Своими наблюдениями я делился с опытным пожилым чтецом и бывшим фронтовиком Нико­лаем Петровичем Поповичем, к которому изна­чально почувствовал сердечное расположение:

- Мишенька, ну что ты хочешь?! Это же не­ церковные люди! Им дана такая редкая возмож­ность - воцерковиться, стать духовными, кос­нуться Источника воды живой! А они - хи-хи да ха-ха! Понятно, дело молодое, кровь играет! Но какой пример они всем подают? Сплошной со­блазн! Как были светскими людьми, так и оста­лись! Куда-то не поступили, где-то не удержа­
лись, лишились места - и прибились по блату к храму, чтобы подзаработать! А душа-то отстоит далече! Нет бы посоветоваться, спросить батю­шек - как жить дальше, что делать? Куда там - они сами «всё знают»! Служба ещё не кончилась, а все певчие из храма уже гурьбой бегут! Беда! Но не все такие, не думай!

Отец настоятель кадит народ. Все склонились в поклоне. Певчие продолжают переговаривать­ся. Они знают, что от них многое зависит и что без пения - нет службы. Поэтому уверены, что замечания им не сделают. А и сделают - так сра­зу же и забудут.

В тишине читается воскресное евангельское зачало. Кто-то закашлялся. Неожиданно закри­чал на всю церковь младенец. На маму стали обо­рачиваться, и она поспешно вышла в притвор.

- «Во едину же от суббот, Мария Магдалина прииде, ещё сущи тьме, на гроб...»

И шло повествование о бесстрашных жёнах-мироносицах, которые спешили ранним воскрес­ным утром к погребённому Учителю...

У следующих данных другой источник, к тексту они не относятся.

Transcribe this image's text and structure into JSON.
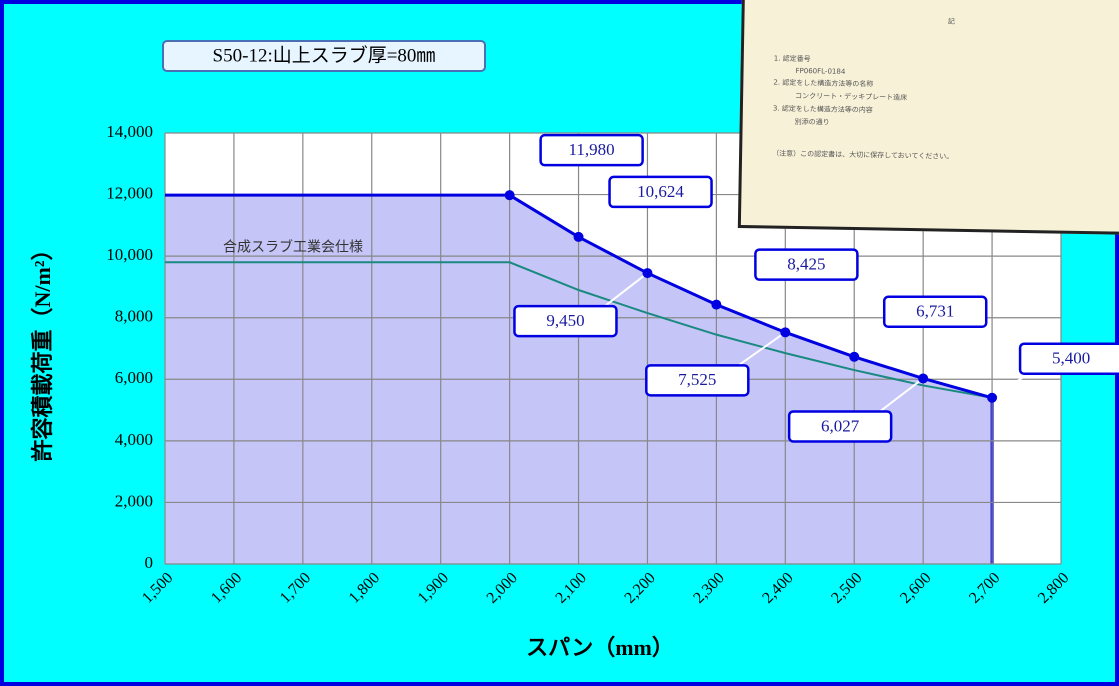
{
  "chart_data": {
    "type": "line",
    "title": "S50-12:山上スラブ厚=80㎜",
    "x_label": "スパン（mm）",
    "y_label": "許容積載荷重（N/m²）",
    "x": [
      1500,
      2000,
      2100,
      2200,
      2300,
      2400,
      2500,
      2600,
      2700
    ],
    "series": [
      {
        "name": "許容積載荷重",
        "color": "#0000e0",
        "fill": "#bbbbf7",
        "values": [
          11980,
          11980,
          10624,
          9450,
          8425,
          7525,
          6731,
          6027,
          5400
        ],
        "value_labels": [
          null,
          "11,980",
          "10,624",
          "9,450",
          "8,425",
          "7,525",
          "6,731",
          "6,027",
          "5,400"
        ]
      },
      {
        "name": "合成スラブ工業会仕様",
        "color": "#1a8a80",
        "values": [
          9800,
          9800,
          8900,
          8150,
          7450,
          6850,
          6300,
          5800,
          5400
        ]
      }
    ],
    "xlim": [
      1500,
      2800
    ],
    "xticks": [
      {
        "value": 1500,
        "label": "1,500"
      },
      {
        "value": 1600,
        "label": "1,600"
      },
      {
        "value": 1700,
        "label": "1,700"
      },
      {
        "value": 1800,
        "label": "1,800"
      },
      {
        "value": 1900,
        "label": "1,900"
      },
      {
        "value": 2000,
        "label": "2,000"
      },
      {
        "value": 2100,
        "label": "2,100"
      },
      {
        "value": 2200,
        "label": "2,200"
      },
      {
        "value": 2300,
        "label": "2,300"
      },
      {
        "value": 2400,
        "label": "2,400"
      },
      {
        "value": 2500,
        "label": "2,500"
      },
      {
        "value": 2600,
        "label": "2,600"
      },
      {
        "value": 2700,
        "label": "2,700"
      },
      {
        "value": 2800,
        "label": "2,800"
      }
    ],
    "ylim": [
      0,
      14000
    ],
    "yticks": [
      0,
      {
        "value": 2000,
        "label": "2,000"
      },
      {
        "value": 4000,
        "label": "4,000"
      },
      {
        "value": 6000,
        "label": "6,000"
      },
      {
        "value": 8000,
        "label": "8,000"
      },
      {
        "value": 10000,
        "label": "10,000"
      },
      {
        "value": 12000,
        "label": "12,000"
      },
      {
        "value": 14000,
        "label": "14,000"
      }
    ],
    "grid": true
  },
  "inset": {
    "heading": "記",
    "items": [
      "1. 認定番号",
      "FP060FL-0184",
      "2. 認定をした構造方法等の名称",
      "コンクリート・デッキプレート造床",
      "3. 認定をした構造方法等の内容",
      "別添の通り"
    ],
    "note": "（注意）この認定書は、大切に保存しておいてください。"
  }
}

Я слушал слова благовестия, и праздничное, радостное и возвышенное чувство охватывало душу и высвещало все её уголки. Как это кра­сиво - «жёны-мироносицы»! И «мир», и «мир-ро» - всё в одном удивительном слове. А «текли» жены, то есть бежали, ко гробу, где они найдут одни только свитые погребальные полотна, а Го­сподь уже воскреснет, и не будет Его среди мёрт­вых. Вот мироносицы заходят в тёмную пещеру, а она - пуста. Женщины оборачиваются и видят позади себя белого ангела, и он спрашивает их:

- Что вы ищете Живого среди мёртвых? Его здесь нет. Он воскрес!

Древний Иерусалим, раннее утро, и уже высохла роса на тёмных оливковых деревьях. И камень отвален от гроба. Ещё нет восхода солнца, ещё заря лишь только продела свет­лую нить по густому синему горизонту. И не на­писано ещё ни одной церковной службы - ни Литургии, ни Третьего Часа, ни Девятого. Нет ещё и нас самих - обременённых, изломанных, исстрадавшихся в обстановке безверия людей последних времён, связанных со Христом лишь каноническим текстом Писания, житиями по­чивших святых да своей немощной молитвой. Но уже кричит петух, возвещая о приближении дня, который изменит всю историю человечества, и люди узнают, что Христос - воскрес и что смерти нет.

Неподвижно раскрыты листья смоковниц. Ре­деющие сумерки с влажным запахом трав скра­дывают торопливые шаги женщин. Мироносицы несут апостолам невыразимую радость, великую веру и светлую надежду. Он, любимый Учитель, воскрес - и не увидит больше никто Его изъяз­вленного тела, печати смерти на челе, восковую сине-белую бледность Божественного лика...

Через всё рассветное небо пролетела и зака­тилась за Иудейскую пустыню падающая звезда. Господи, как же хорошо, что не будет отныне скорби и вселенского мрака!..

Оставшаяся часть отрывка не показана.